(Sebk. den) Bir şeyin öncelik hali. Birisinden ileri geçmek. Bir şeyin geçmişi. * Bağ, bağlantı.
SİBAK U SİYAK
Sözün gelişi. Sözün (öncesinin sonraya olan) uygunluğu.
SİBAK-UL KELÂM
Sözün ilk halindeki bağlantısı, sözün evvelinde geçenden çıkan mânâ.
SİBAR
Cerrahların yara yokladıkları mil.
SİBB
Tülbent. Baş örtüsü.
SİBD
(C.: Esbâd) Belâ, zahmet, meşakkat, dahiye.
SİBKAN
Bitlis veya Van vilâyetleri civarında bir aşiret adıdır.
SİBT
Palamutla dibağat olunmuş sığır derisi.
SİBT
(C.: Esbât) Kişinin oğlundan ve kızından olan evladı. * Torun.
SİCAL
Münavebe. Arab ata sözlerinde: "Harp sicaldir" denir. Yani: Bazan galibiyet ve bazan mağlubiyet ile devam eder. * (Secl. C.) Büyük ve içleri dolu su kovaları.
SİCCİL
Kumlu çamurun taşlaşmış hâli.
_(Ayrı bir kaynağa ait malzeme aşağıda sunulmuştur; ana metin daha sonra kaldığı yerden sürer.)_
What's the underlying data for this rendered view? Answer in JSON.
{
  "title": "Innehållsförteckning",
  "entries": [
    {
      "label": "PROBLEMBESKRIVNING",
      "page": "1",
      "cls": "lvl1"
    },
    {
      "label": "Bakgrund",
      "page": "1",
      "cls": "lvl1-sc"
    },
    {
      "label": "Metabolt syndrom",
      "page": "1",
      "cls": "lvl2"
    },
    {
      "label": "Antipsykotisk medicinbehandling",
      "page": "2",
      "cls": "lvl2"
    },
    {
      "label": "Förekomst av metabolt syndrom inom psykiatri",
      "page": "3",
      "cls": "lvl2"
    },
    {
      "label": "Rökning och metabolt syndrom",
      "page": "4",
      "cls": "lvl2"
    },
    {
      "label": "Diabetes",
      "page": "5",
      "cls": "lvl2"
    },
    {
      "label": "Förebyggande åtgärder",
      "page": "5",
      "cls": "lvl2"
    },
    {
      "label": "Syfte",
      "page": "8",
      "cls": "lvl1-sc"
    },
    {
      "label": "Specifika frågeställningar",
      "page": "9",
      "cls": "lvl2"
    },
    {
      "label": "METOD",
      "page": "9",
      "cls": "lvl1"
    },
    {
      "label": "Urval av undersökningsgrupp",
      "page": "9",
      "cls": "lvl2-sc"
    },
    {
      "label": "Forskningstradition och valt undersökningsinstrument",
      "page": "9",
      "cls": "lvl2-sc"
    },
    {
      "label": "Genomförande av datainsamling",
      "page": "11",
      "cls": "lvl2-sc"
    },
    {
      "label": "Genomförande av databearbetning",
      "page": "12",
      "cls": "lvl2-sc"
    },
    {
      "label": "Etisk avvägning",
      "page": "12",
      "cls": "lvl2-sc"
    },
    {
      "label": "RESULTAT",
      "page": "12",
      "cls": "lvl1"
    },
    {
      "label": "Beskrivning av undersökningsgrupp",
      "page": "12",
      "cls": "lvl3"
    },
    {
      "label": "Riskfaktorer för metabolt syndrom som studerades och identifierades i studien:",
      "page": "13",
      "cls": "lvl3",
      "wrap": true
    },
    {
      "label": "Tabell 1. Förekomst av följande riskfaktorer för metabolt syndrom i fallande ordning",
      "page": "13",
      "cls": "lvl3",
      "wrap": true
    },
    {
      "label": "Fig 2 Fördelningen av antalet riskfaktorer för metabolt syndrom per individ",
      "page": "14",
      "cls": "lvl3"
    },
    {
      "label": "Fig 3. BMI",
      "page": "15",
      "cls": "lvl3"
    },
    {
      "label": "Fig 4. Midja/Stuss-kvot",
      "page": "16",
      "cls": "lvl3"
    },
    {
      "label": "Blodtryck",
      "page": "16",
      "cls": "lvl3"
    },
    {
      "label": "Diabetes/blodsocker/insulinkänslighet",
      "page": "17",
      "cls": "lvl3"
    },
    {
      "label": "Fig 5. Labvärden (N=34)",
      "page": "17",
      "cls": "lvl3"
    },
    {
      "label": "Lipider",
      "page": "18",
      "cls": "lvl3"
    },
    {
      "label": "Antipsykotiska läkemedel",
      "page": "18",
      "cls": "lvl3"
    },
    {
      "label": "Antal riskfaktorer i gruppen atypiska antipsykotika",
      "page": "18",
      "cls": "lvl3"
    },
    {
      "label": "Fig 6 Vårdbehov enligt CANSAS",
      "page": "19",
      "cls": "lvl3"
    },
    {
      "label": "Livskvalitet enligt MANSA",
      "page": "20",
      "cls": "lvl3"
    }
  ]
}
Kumlu çamurdan terekküb ve tahaccür etmiş taş. * Ateşte pişerek taş gibi olmuş tuğla.
SİCCİN
Sert, şiddetli olan şey. * Dâim olan. * Fâsık ve fâcirlerin amel defterlerinin konulduğu yer. * Cehennemde bir vâdi'nin adı. Fâcirlerin ruhunun gittiği yer.
SİCİL
Resmi vesikaların kaydedildiği kütük denen büyük defter. * Memurların durumu hakkında tutulan dosya.